On August 23rd we commemorate the quiet roll-out of a radical peacenik religious sect: the Calm-ish.
Porridger’s Almanack (Breakfast of Ganglions)
Always look on the bright side of death, just before you draw your terminal breath....
— Eric Idle
If something is peculiar, is it necessarily of interest? I suppose not.

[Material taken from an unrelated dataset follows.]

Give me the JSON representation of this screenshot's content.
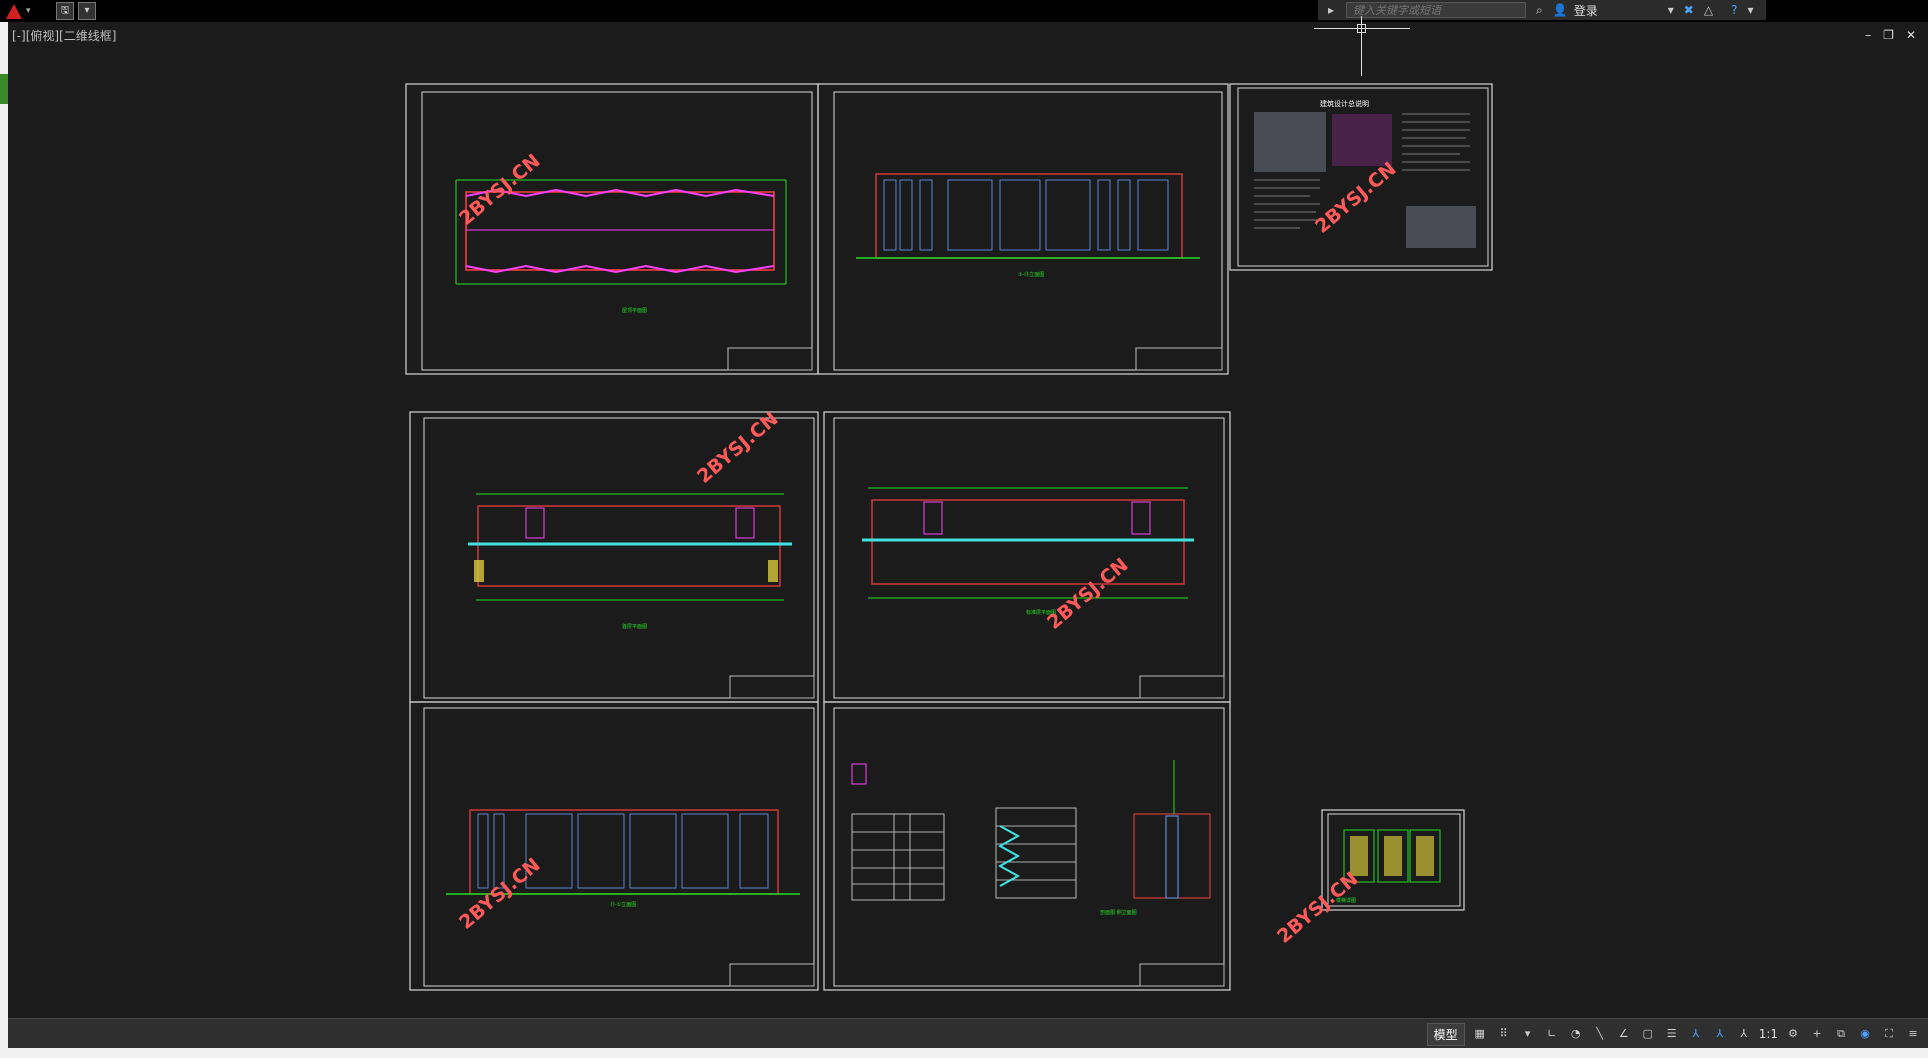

Divers applications of some elements traditional to Jazz. Listening
to some Copland today. Life would be less interesting, I think, if I
lived a sheltered intellectual life of feeling that I was somehow,
miraculously, never mistaken. It’s almost 40 years since I was
graduated with a baccalaureate, and I still check my work. I smile
at remembering Walter Damrosch saying of Copland’s Organ
Symphony: “if a gifted young man can write a symphony like that
at age twenty-three, within five years he will be ready to commit
murder.” You wouldn’t think this a big deal, but I’ve found a brand
of tea whose cardboard box it is easy—nay, practically effortless—to undo so that it is simply flat. Five years
ago I gave a pre-concert lecture to an audience consisting mostly of
retirees, basically so that they would not flip out over my music,
which was going to be completely unfamiliar to them. The lecture,
no less than the presentation and reception of the piece, was a
success. The idea of setting myself an obligation to commit words to
what I shall out of convenience call “paper” strikes me as a little
peculiar. Not absolutely peculiar, not peculiar for everyone , just for
me. I never knew that Copland scored a version of the symphony
sans orgue. Checking my work often results in learning newer and
better. Also listening to Boris Pasternak playing Copland’s Piano
Fantasy. It’s been too long. Funny to think that this was one of the
first Naxos CDs I ever bought, at the Borders which used to be on
Washington Street in Boston. I shall hope it isn’t somehow elitist
to find something peculiar only for myself. After all, I’m perfectly
happy that it be peculiar for anyone else, too. I didn’t always know
that Damrosch was joking in order to blunt the ire of the bluehairs
at the shock of some new music. Such successes are still quite rare
for me. I do not think that rarity is any fault in the music.
Jack Gallagher
Paul Schwartz
Judith Shatin
Walter Ross
Charles Wuorinen
Louis Andriessen
Of these six esteemed composers with whom I had the rich and arguably undeserved privilege to study, the number of music professionals who taught me that the craft and practice of composition included the dodge of having someone else do the work for you was precisely Zero. Osbert Foxglove [not his real name] is beneath contempt. One of my modest wishes is never to be too old to learn. Copland actually designated the piece, Symphony for Organ and Orchestra. Saint-Saëns, Symphonie avec orgue.